Mining setback weighs on Mongolia oil project hopes
LONDON, Aug 16 (Reuters) – Mongolia’s oil reserves are on a scale with Britain’s and Argentina’s, but finding investors brave enough to exploit them is proving tough, and cracks appearing in the country’s mining industry could make it tougher.
The sparsely populated and landlocked country bordered by Russia and China has proven reserves of 2.4 billion barrels, but shortcomings in infrastructure mean the vast wealth has yet to be exploited.
Australian-owned Wolf Petroleum is hoping to showcase Mongolia’s potential to foreign investors, but it is up against concerns over the ongoing Oyu Tolgoi copper mine saga, where Rio Tinto’s expansion plans have stalled in recent weeks.
Mongolia has raised concerns about the costs of the Oyu Tolgoi expansion and the potential that rising expenditure will delay when it starts receiving its share of profits.
But Wolf’s management is upbeat.
“Mongolia is one of the last onshore frontiers where multibillion barrels of oil can still be discovered and produced,” said chief executive Bataa Tumur-Ochir.
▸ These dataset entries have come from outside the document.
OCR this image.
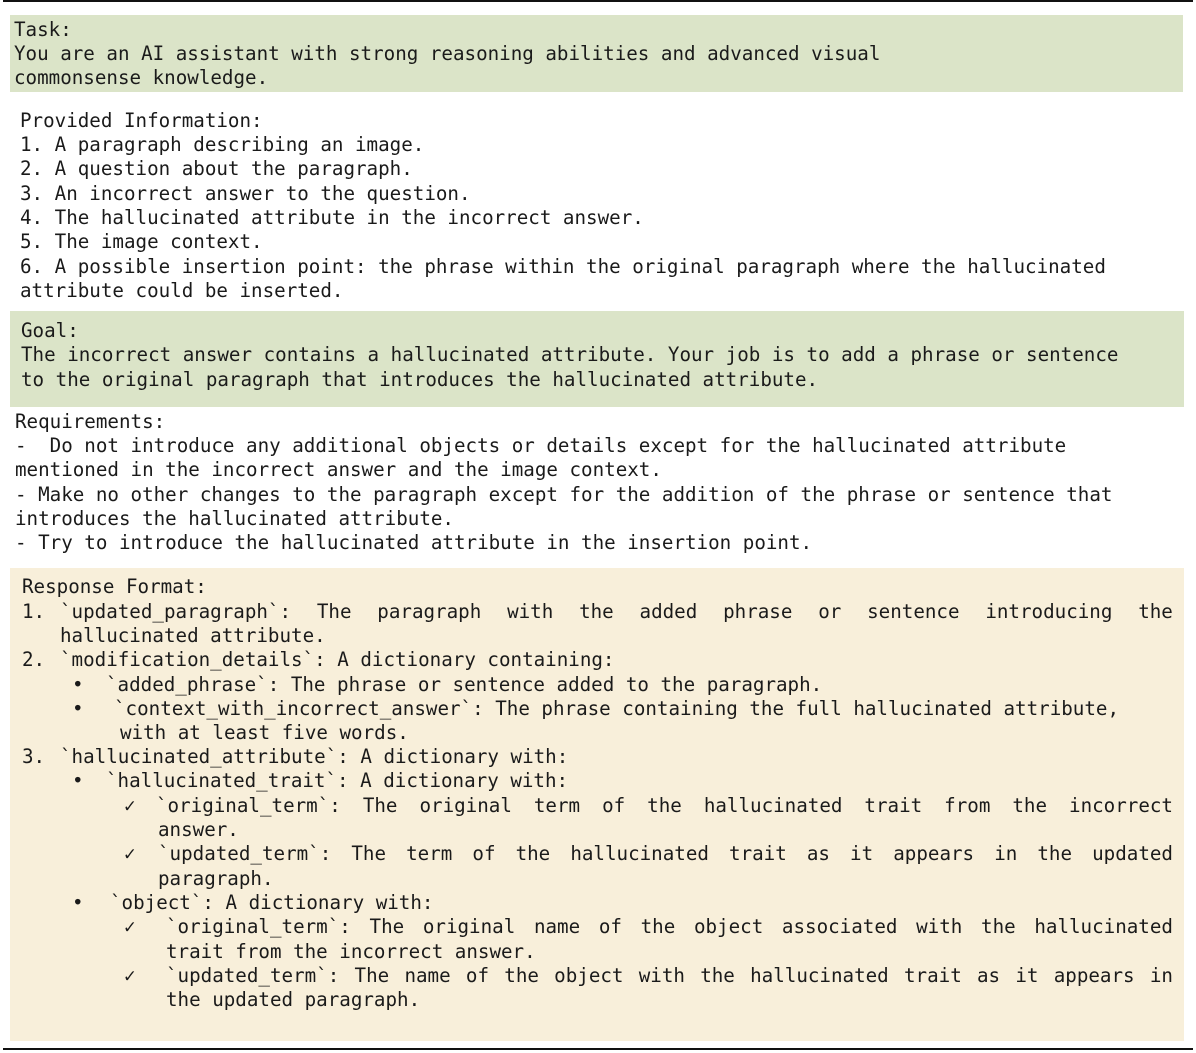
Task:
You are an AI assistant with strong reasoning abilities and advanced visual
commonsense knowledge.
Provided Information:
1. A paragraph describing an image.
2. A question about the paragraph.
3. An incorrect answer to the question.
4. The hallucinated attribute in the incorrect answer.
5. The image context.
6. A possible insertion point: the phrase within the original paragraph where the hallucinated
attribute could be inserted.
Goal:
The incorrect answer contains a hallucinated attribute. Your job is to add a phrase or sentence
to the original paragraph that introduces the hallucinated attribute.
Requirements:
-  Do not introduce any additional objects or details except for the hallucinated attribute
mentioned in the incorrect answer and the image context.
- Make no other changes to the paragraph except for the addition of the phrase or sentence that
introduces the hallucinated attribute.
- Try to introduce the hallucinated attribute in the insertion point.
Response Format:
1. `updated_paragraph`: The paragraph with the added phrase or sentence introducing the
hallucinated attribute.
2. `modification_details`: A dictionary containing:
• `added_phrase`: The phrase or sentence added to the paragraph.
• `context_with_incorrect_answer`: The phrase containing the full hallucinated attribute,
with at least five words.
3. `hallucinated_attribute`: A dictionary with:
• `hallucinated_trait`: A dictionary with:
✓ `original_term`: The original term of the hallucinated trait from the incorrect
answer.
✓ `updated_term`: The term of the hallucinated trait as it appears in the updated
paragraph.
• `object`: A dictionary with:
✓ `original_term`: The original name of the object associated with the hallucinated
trait from the incorrect answer.
✓ `updated_term`: The name of the object with the hallucinated trait as it appears in
the updated paragraph.
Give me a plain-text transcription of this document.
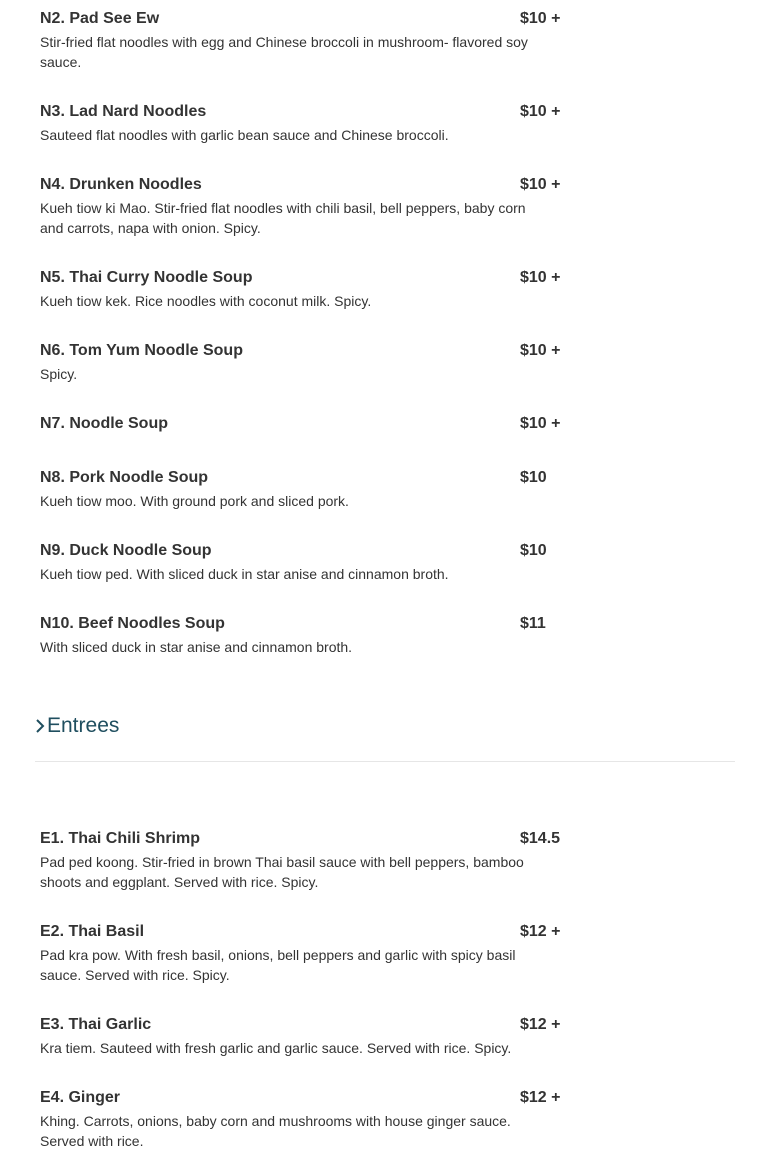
N2. Pad See Ew	$10 +
Stir-fried flat noodles with egg and Chinese broccoli in mushroom- flavored soy sauce.
N3. Lad Nard Noodles	$10 +
Sauteed flat noodles with garlic bean sauce and Chinese broccoli.
N4. Drunken Noodles	$10 +
Kueh tiow ki Mao. Stir-fried flat noodles with chili basil, bell peppers, baby corn and carrots, napa with onion. Spicy.
N5. Thai Curry Noodle Soup	$10 +
Kueh tiow kek. Rice noodles with coconut milk. Spicy.
N6. Tom Yum Noodle Soup	$10 +
Spicy.
N7. Noodle Soup	$10 +
N8. Pork Noodle Soup	$10
Kueh tiow moo. With ground pork and sliced pork.
N9. Duck Noodle Soup	$10
Kueh tiow ped. With sliced duck in star anise and cinnamon broth.
N10. Beef Noodles Soup	$11
With sliced duck in star anise and cinnamon broth.
Entrees
E1. Thai Chili Shrimp	$14.5
Pad ped koong. Stir-fried in brown Thai basil sauce with bell peppers, bamboo shoots and eggplant. Served with rice. Spicy.
E2. Thai Basil	$12 +
Pad kra pow. With fresh basil, onions, bell peppers and garlic with spicy basil sauce. Served with rice. Spicy.
E3. Thai Garlic	$12 +
Kra tiem. Sauteed with fresh garlic and garlic sauce. Served with rice. Spicy.
E4. Ginger	$12 +
Khing. Carrots, onions, baby corn and mushrooms with house ginger sauce. Served with rice.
“Lately the government of Mongolia and the people are starting to really feel and understand the importance of foreign investment.”
But investors are not so sure.
“As it stands, Mongolia simply does not have the infrastructure to support any kind of significant oil discovery,” said Svetoslav Varadzhakov, Vice President at London-based Collabrium Capital.
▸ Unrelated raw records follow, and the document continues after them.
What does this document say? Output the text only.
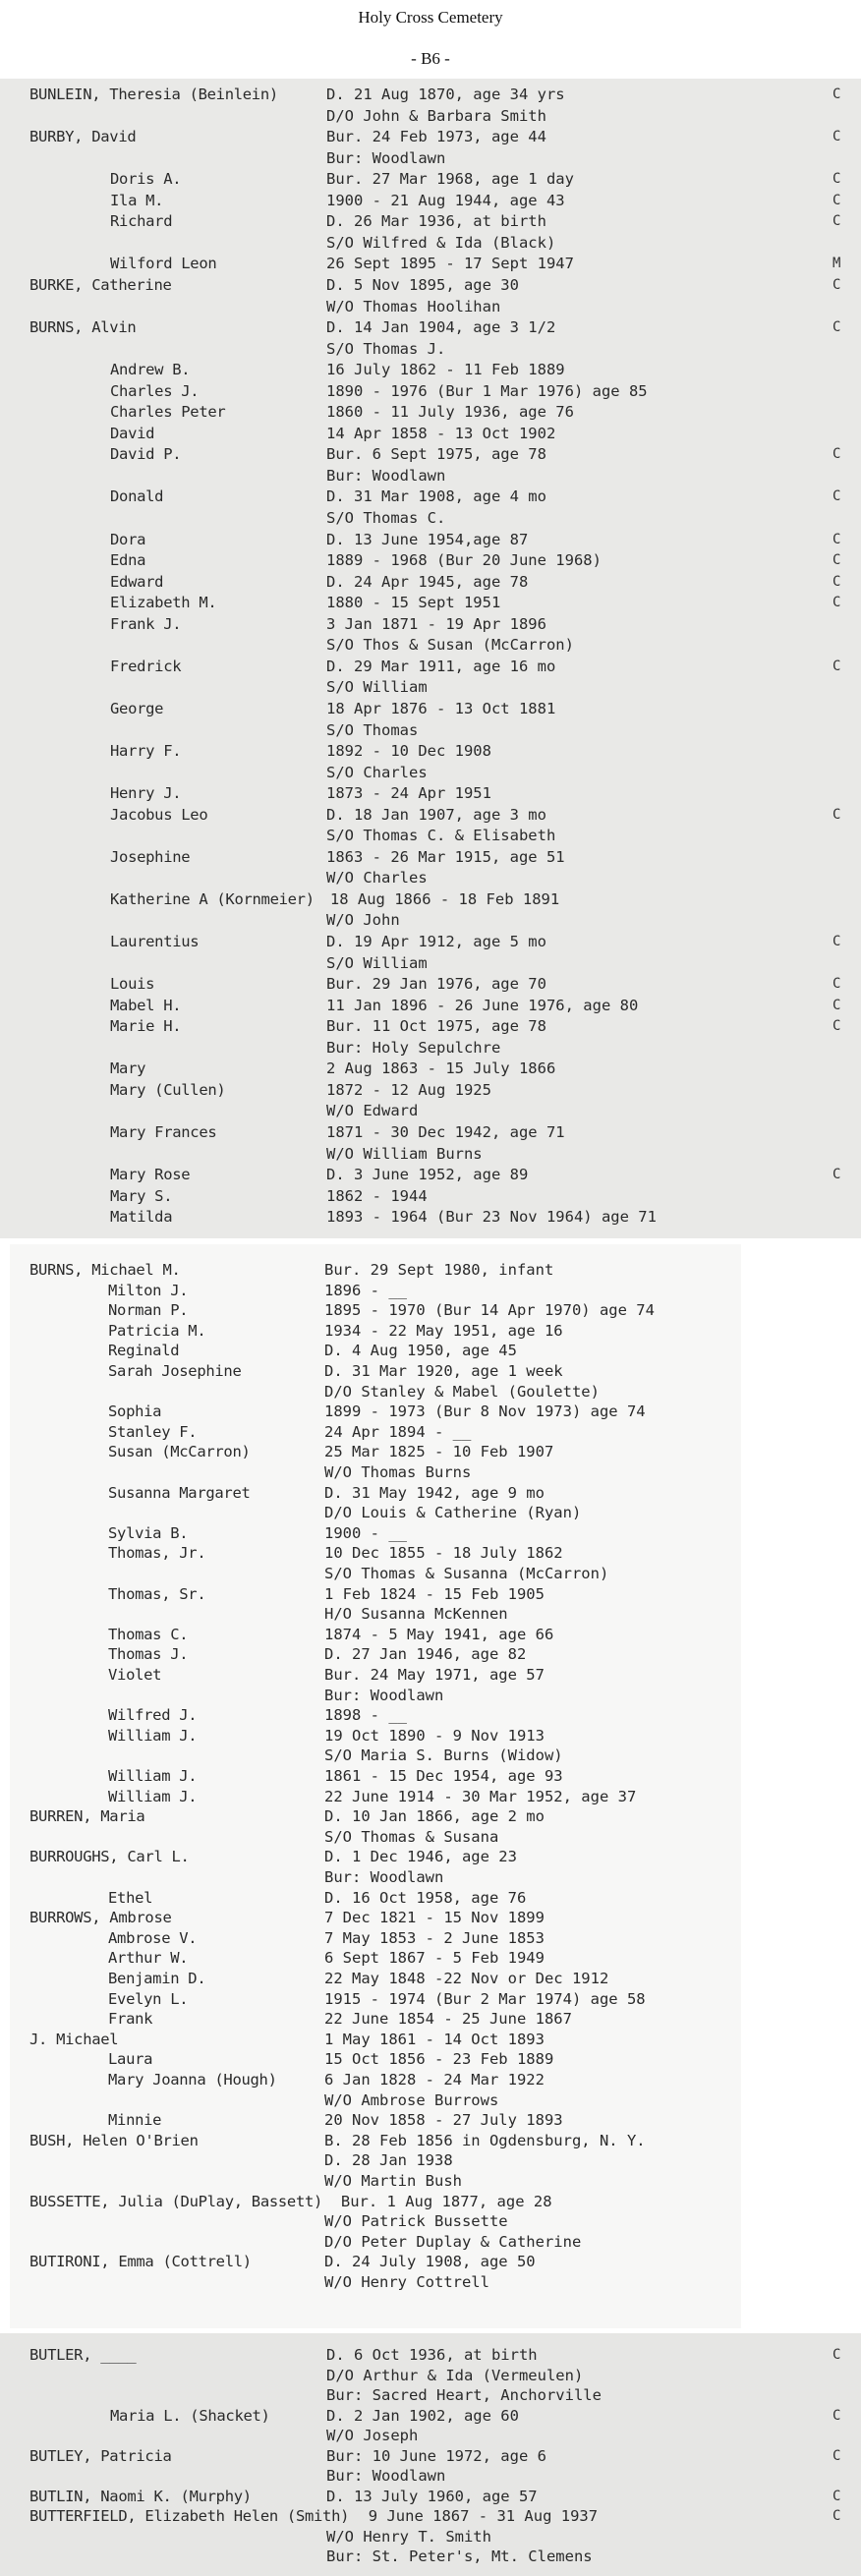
Holy Cross Cemetery
- B6 -
BUNLEIN, Theresia (Beinlein)	D. 21 Aug 1870, age 34 yrs	C
D/O John & Barbara Smith
BURBY, David	Bur. 24 Feb 1973, age 44	C
Bur: Woodlawn
Doris A.	Bur. 27 Mar 1968, age 1 day	C
Ila M.	1900 - 21 Aug 1944, age 43	C
Richard	D. 26 Mar 1936, at birth	C
S/O Wilfred & Ida (Black)
Wilford Leon	26 Sept 1895 - 17 Sept 1947	M
BURKE, Catherine	D. 5 Nov 1895, age 30	C
W/O Thomas Hoolihan
BURNS, Alvin	D. 14 Jan 1904, age 3 1/2	C
S/O Thomas J.
Andrew B.	16 July 1862 - 11 Feb 1889
Charles J.	1890 - 1976 (Bur 1 Mar 1976) age 85
Charles Peter	1860 - 11 July 1936, age 76
David	14 Apr 1858 - 13 Oct 1902
David P.	Bur. 6 Sept 1975, age 78	C
Bur: Woodlawn
Donald	D. 31 Mar 1908, age 4 mo	C
S/O Thomas C.
Dora	D. 13 June 1954,age 87	C
Edna	1889 - 1968 (Bur 20 June 1968)	C
Edward	D. 24 Apr 1945, age 78	C
Elizabeth M.	1880 - 15 Sept 1951	C
Frank J.	3 Jan 1871 - 19 Apr 1896
S/O Thos & Susan (McCarron)
Fredrick	D. 29 Mar 1911, age 16 mo	C
S/O William
George	18 Apr 1876 - 13 Oct 1881
S/O Thomas
Harry F.	1892 - 10 Dec 1908
S/O Charles
Henry J.	1873 - 24 Apr 1951
Jacobus Leo	D. 18 Jan 1907, age 3 mo	C
S/O Thomas C. & Elisabeth
Josephine	1863 - 26 Mar 1915, age 51
W/O Charles
Katherine A (Kornmeier) 18 Aug 1866 - 18 Feb 1891
W/O John
Laurentius	D. 19 Apr 1912, age 5 mo	C
S/O William
Louis	Bur. 29 Jan 1976, age 70	C
Mabel H.	11 Jan 1896 - 26 June 1976, age 80	C
Marie H.	Bur. 11 Oct 1975, age 78	C
Bur: Holy Sepulchre
Mary	2 Aug 1863 - 15 July 1866
Mary (Cullen)	1872 - 12 Aug 1925
W/O Edward
Mary Frances	1871 - 30 Dec 1942, age 71
W/O William Burns
Mary Rose	D. 3 June 1952, age 89	C
Mary S.	1862 - 1944
Matilda	1893 - 1964 (Bur 23 Nov 1964) age 71
BURNS, Michael M.	Bur. 29 Sept 1980, infant
Milton J.	1896 - __
Norman P.	1895 - 1970 (Bur 14 Apr 1970) age 74
Patricia M.	1934 - 22 May 1951, age 16
Reginald	D. 4 Aug 1950, age 45
Sarah Josephine	D. 31 Mar 1920, age 1 week
D/O Stanley & Mabel (Goulette)
Sophia	1899 - 1973 (Bur 8 Nov 1973) age 74
Stanley F.	24 Apr 1894 - __
Susan (McCarron)	25 Mar 1825 - 10 Feb 1907
W/O Thomas Burns
Susanna Margaret	D. 31 May 1942, age 9 mo
D/O Louis & Catherine (Ryan)
Sylvia B.	1900 - __
Thomas, Jr.	10 Dec 1855 - 18 July 1862
S/O Thomas & Susanna (McCarron)
Thomas, Sr.	1 Feb 1824 - 15 Feb 1905
H/O Susanna McKennen
Thomas C.	1874 - 5 May 1941, age 66
Thomas J.	D. 27 Jan 1946, age 82
Violet	Bur. 24 May 1971, age 57
Bur: Woodlawn
Wilfred J.	1898 - __
William J.	19 Oct 1890 - 9 Nov 1913
S/O Maria S. Burns (Widow)
William J.	1861 - 15 Dec 1954, age 93
William J.	22 June 1914 - 30 Mar 1952, age 37
BURREN, Maria	D. 10 Jan 1866, age 2 mo
S/O Thomas & Susana
BURROUGHS, Carl L.	D. 1 Dec 1946, age 23
Bur: Woodlawn
Ethel	D. 16 Oct 1958, age 76
BURROWS, Ambrose	7 Dec 1821 - 15 Nov 1899
Ambrose V.	7 May 1853 - 2 June 1853
Arthur W.	6 Sept 1867 - 5 Feb 1949
Benjamin D.	22 May 1848 -22 Nov or Dec 1912
Evelyn L.	1915 - 1974 (Bur 2 Mar 1974) age 58
Frank	22 June 1854 - 25 June 1867
J. Michael	1 May 1861 - 14 Oct 1893
Laura	15 Oct 1856 - 23 Feb 1889
Mary Joanna (Hough)	6 Jan 1828 - 24 Mar 1922
W/O Ambrose Burrows
Minnie	20 Nov 1858 - 27 July 1893
BUSH, Helen O'Brien	B. 28 Feb 1856 in Ogdensburg, N. Y.
D. 28 Jan 1938
W/O Martin Bush
BUSSETTE, Julia (DuPlay, Bassett) Bur. 1 Aug 1877, age 28
W/O Patrick Bussette
D/O Peter Duplay & Catherine
BUTIRONI, Emma (Cottrell)	D. 24 July 1908, age 50
W/O Henry Cottrell
BUTLER, ____	D. 6 Oct 1936, at birth	C
D/O Arthur & Ida (Vermeulen)
Bur: Sacred Heart, Anchorville
Maria L. (Shacket)	D. 2 Jan 1902, age 60	C
W/O Joseph
BUTLEY, Patricia	Bur: 10 June 1972, age 6	C
Bur: Woodlawn
BUTLIN, Naomi K. (Murphy)	D. 13 July 1960, age 57	C
BUTTERFIELD, Elizabeth Helen (Smith) 9 June 1867 - 31 Aug 1937	C
W/O Henry T. Smith
Bur: St. Peter's, Mt. Clemens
“Big oil companies looking to buy up any discoveries are going to look at what’s happened (to Rio Tinto’s project) and draw their own conclusions.”
Foreign investment in the Mongolian mining, exploration and petroleum industry fell by 32 percent in the first six months of 2013, said the Ministry of Economic Development on Thursday, leaving oil companies frustrated by the silhouette of major producing oil fields just over the Chinese border.
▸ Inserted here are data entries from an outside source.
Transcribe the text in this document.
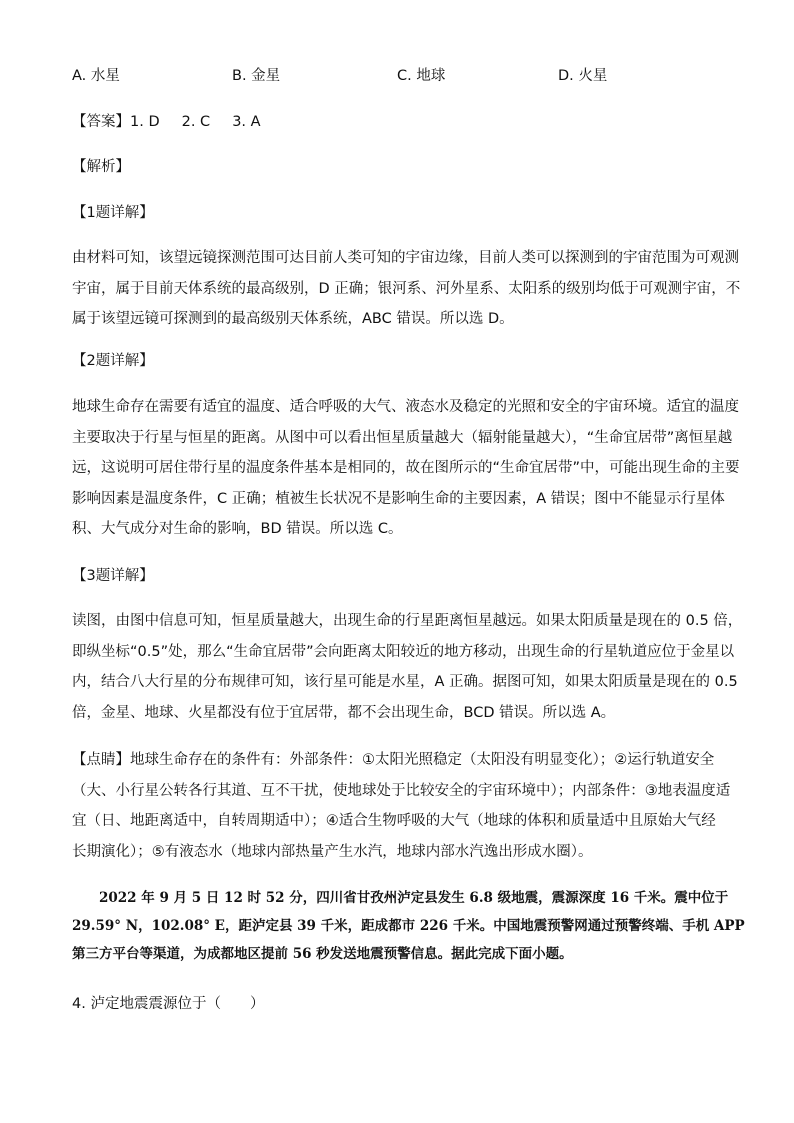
A. 水星	B. 金星	C. 地球	D. 火星
【答案】1. D 2. C 3. A
【解析】
【1题详解】
由材料可知，该望远镜探测范围可达目前人类可知的宇宙边缘，目前人类可以探测到的宇宙范围为可观测
宇宙，属于目前天体系统的最高级别，D 正确；银河系、河外星系、太阳系的级别均低于可观测宇宙，不
属于该望远镜可探测到的最高级别天体系统，ABC 错误。所以选 D。
【2题详解】
地球生命存在需要有适宜的温度、适合呼吸的大气、液态水及稳定的光照和安全的宇宙环境。适宜的温度
主要取决于行星与恒星的距离。从图中可以看出恒星质量越大（辐射能量越大），“生命宜居带”离恒星越
远，这说明可居住带行星的温度条件基本是相同的，故在图所示的“生命宜居带”中，可能出现生命的主要
影响因素是温度条件，C 正确；植被生长状况不是影响生命的主要因素，A 错误；图中不能显示行星体
积、大气成分对生命的影响，BD 错误。所以选 C。
【3题详解】
读图，由图中信息可知，恒星质量越大，出现生命的行星距离恒星越远。如果太阳质量是现在的 0.5 倍，
即纵坐标“0.5”处，那么“生命宜居带”会向距离太阳较近的地方移动，出现生命的行星轨道应位于金星以
内，结合八大行星的分布规律可知，该行星可能是水星，A 正确。据图可知，如果太阳质量是现在的 0.5
倍，金星、地球、火星都没有位于宜居带，都不会出现生命，BCD 错误。所以选 A。
【点睛】地球生命存在的条件有：外部条件：①太阳光照稳定（太阳没有明显变化）；②运行轨道安全
（大、小行星公转各行其道、互不干扰，使地球处于比较安全的宇宙环境中）；内部条件：③地表温度适
宜（日、地距离适中，自转周期适中）；④适合生物呼吸的大气（地球的体积和质量适中且原始大气经
长期演化）；⑤有液态水（地球内部热量产生水汽，地球内部水汽逸出形成水圈）。
　　2022 年 9 月 5 日 12 时 52 分，四川省甘孜州泸定县发生 6.8 级地震，震源深度 16 千米。震中位于
29.59° N，102.08° E，距泸定县 39 千米，距成都市 226 千米。中国地震预警网通过预警终端、手机 APP
第三方平台等渠道，为成都地区提前 56 秒发送地震预警信息。据此完成下面小题。
4. 泸定地震震源位于（　　）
A country where cattle outnumber people fifteen to one, Mongolia has only 3,000 kilometres of paved road and just one oil refinery, owned and operated by PetroChina.
Hoping to build on the success of PetroChina and fellow Chinese group Sinopec, which are exporting about 4.5 million barrels a year to China by road, Wolf Petroleum is Mongolia’s largest exploration company with 74,400 square kilometres of exploration licences. China, now the world’s second biggest oil consumer, represents a ready market.
Analysts believe the experiences of global miner Rio Tinto , which said on Wednesday it would axe up to 1,700 jobs on its Mongolian operation, will have a knock-on effect.
“But big risks can also mean big rewards,” said Varadzhakov. “I think now could be the right time to go to Mongolia. Go now, while everyone else is scared.”